OPEN CONCERNS ⚠ ZoomInfo was evaluated during the process — D.K. raised data coverage concerns. Not fully addressed before close. Worth addressing directly in the first CS call: “What were the coverage gaps you saw with ZoomInfo — let’s make sure we’ve mapped those.”


EXPANSION SIGNALS Waverly sales headcount up 34% in last 60 days — 8 open AE and SDR roles currently posted. Current contract covers the existing team. Expansion conversation is natural at 90 days.


COMPETITOR MENTIONED ZoomInfo — evaluated in parallel. Customer chose Lusha on data quality and ease of use. D.K. was the comparison driver.


SUGGESTED FIRST ACTION FOR CS Email S.R. and D.K. within 48 hours to schedule the kickoff call. Lead with the HubSpot integration setup — it was the question that held the deal up longest. Don’t start with a generic welcome email.

Thread data based on live Gmail connector field format. Contacts verified against live Lusha data, May 26, 2026. Names masked to initials.

Built by: Lusha
Time to build: 1 min
Difficulty: Easy
Tools: Claude, Lusha, Slack
Type: Prompt

Why use Lusha in Claude

Three items on the promises checklist are still open when the deal closes — the case study was never sent, the solutions engineer intro was never scheduled, and the HubSpot connector documentation hasn’t been shared. Without this brief, CS discovers each of these on the first call when the customer asks. With the brief, CS knows before the kickoff call and can address every open item in the first 48 hours. The unknown attendee flag is equally important — someone joined a demo without being identified, and that person may be a technical stakeholder who becomes critical during implementation. The AE is tagged and accountable before moving to the next deal.

Data drawn from 300M+ verified contacts under GDPR, CCPA, SOC 2, ISO 27701, ISO 31700, and TRUSTe.

FAQ

  • Who runs this — the AE or the CS manager?

    The AE runs it immediately when the deal is marked closed-won. It takes 3 minutes and removes the need for a manual debrief. If the AE doesn’t run it, the CS manager can run it using the deal information — but the Gmail thread access may be limited if the CS manager wasn’t on the original sales emails.

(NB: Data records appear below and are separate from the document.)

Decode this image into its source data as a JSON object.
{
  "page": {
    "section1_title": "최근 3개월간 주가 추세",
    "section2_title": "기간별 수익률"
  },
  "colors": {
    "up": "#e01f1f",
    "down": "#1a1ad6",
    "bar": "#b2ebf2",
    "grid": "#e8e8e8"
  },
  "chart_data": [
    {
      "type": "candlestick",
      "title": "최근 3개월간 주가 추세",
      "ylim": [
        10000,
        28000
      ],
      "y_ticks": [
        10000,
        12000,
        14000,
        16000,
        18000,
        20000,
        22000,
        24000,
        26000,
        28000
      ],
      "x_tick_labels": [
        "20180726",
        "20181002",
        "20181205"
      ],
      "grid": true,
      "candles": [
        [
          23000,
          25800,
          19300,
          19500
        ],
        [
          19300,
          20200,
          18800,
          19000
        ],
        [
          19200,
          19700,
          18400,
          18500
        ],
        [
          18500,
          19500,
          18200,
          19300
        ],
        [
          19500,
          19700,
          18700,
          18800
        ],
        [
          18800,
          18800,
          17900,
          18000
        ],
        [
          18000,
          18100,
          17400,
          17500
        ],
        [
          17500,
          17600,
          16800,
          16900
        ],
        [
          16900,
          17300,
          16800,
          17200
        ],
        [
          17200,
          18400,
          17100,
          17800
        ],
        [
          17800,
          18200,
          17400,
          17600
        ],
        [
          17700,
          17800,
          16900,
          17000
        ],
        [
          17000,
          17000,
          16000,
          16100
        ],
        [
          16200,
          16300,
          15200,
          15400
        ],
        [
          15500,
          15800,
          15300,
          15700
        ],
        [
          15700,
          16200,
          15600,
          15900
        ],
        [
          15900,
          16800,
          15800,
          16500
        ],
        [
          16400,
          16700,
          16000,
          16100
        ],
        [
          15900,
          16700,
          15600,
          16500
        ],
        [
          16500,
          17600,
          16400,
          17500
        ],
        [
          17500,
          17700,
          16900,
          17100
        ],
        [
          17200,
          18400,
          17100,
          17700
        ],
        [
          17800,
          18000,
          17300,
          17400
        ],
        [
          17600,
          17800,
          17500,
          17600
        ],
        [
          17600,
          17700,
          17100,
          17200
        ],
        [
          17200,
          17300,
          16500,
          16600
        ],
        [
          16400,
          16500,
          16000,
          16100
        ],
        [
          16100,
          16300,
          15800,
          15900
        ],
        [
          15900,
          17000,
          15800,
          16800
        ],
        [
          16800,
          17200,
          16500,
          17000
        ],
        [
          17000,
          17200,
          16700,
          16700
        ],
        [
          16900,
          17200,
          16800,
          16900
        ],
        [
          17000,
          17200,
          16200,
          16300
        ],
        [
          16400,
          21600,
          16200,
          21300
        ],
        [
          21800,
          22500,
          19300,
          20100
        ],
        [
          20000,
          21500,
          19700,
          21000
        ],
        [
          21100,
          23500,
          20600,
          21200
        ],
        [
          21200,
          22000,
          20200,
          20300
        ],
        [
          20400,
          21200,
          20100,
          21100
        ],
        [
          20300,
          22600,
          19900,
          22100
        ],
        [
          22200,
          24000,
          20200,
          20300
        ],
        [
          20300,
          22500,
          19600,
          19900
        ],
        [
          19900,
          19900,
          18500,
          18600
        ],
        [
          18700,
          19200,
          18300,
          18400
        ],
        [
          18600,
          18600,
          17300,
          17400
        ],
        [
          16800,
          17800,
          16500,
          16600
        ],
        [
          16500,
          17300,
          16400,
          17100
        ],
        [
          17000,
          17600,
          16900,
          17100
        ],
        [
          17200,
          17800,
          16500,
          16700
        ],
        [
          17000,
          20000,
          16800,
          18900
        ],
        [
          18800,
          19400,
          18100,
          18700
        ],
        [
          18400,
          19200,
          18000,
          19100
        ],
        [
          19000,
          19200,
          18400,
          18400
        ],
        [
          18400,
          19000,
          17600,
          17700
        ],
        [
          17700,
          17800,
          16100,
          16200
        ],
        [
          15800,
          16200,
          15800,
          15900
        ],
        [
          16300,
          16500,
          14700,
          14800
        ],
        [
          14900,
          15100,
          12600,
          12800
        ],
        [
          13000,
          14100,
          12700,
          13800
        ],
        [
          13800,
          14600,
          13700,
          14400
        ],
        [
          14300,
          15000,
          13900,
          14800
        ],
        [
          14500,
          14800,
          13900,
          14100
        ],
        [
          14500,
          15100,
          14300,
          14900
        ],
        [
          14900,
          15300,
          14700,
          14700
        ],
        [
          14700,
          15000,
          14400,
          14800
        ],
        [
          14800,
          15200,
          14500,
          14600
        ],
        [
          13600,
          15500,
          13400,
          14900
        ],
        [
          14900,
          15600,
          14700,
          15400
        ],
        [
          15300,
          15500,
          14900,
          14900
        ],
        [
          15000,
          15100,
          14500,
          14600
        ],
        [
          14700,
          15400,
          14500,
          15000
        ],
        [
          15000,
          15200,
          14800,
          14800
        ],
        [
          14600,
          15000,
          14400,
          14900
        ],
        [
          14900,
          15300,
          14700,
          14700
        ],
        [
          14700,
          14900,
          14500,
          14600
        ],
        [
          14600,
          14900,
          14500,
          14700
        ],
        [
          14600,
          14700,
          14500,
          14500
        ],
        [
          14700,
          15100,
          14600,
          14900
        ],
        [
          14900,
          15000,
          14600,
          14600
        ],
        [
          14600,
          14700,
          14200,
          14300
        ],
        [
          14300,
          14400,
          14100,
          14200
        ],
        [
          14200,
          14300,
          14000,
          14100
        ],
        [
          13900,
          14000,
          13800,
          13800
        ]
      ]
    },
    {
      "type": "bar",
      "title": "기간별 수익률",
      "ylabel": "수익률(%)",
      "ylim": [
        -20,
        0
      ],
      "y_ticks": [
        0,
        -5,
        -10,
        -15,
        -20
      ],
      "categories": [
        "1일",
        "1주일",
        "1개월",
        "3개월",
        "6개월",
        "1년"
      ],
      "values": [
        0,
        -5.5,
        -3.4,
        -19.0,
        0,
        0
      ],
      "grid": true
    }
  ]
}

  • What if the AE didn't have a Gmail thread — everything was on calls?

    The prompt flags it: “No Gmail thread found — AE should forward relevant email history or meeting notes before CS kickoff.” The prompt can’t surface what wasn’t written down. This is also a useful signal for the sales process: deals closed with no written record are harder to hand off cleanly.

  • What if the customer mentioned multiple competitors?

    All competitors mentioned in the Gmail thread are listed in the COMPETITOR MENTIONED section. The CS owner should know about every alternative that was evaluated — renewal conversations often reference the original evaluation.

  • Why tag the AE after the deal closes?

    The AE is accountable for the items on the promises checklist — specifically the case study and the solutions engineer intro in the example. Tagging the AE in the brief means those items don’t silently transfer to CS without the AE knowing. Both parties are visible and accountable in the same Slack post.

  • How is this different from a standard CRM handoff note?

    A CRM handoff note is static — it’s written at one point in time, often summarized from memory. This brief is pulled from the actual Gmail thread, which means it uses the customer’s exact words rather than the AE’s summary. The promises checklist is extracted from specific email commitments, not from what the AE remembers making. The Lusha contact validation is live at close, not from CRM data that may be stale. All three differences matter during the first 90 days of the customer relationship.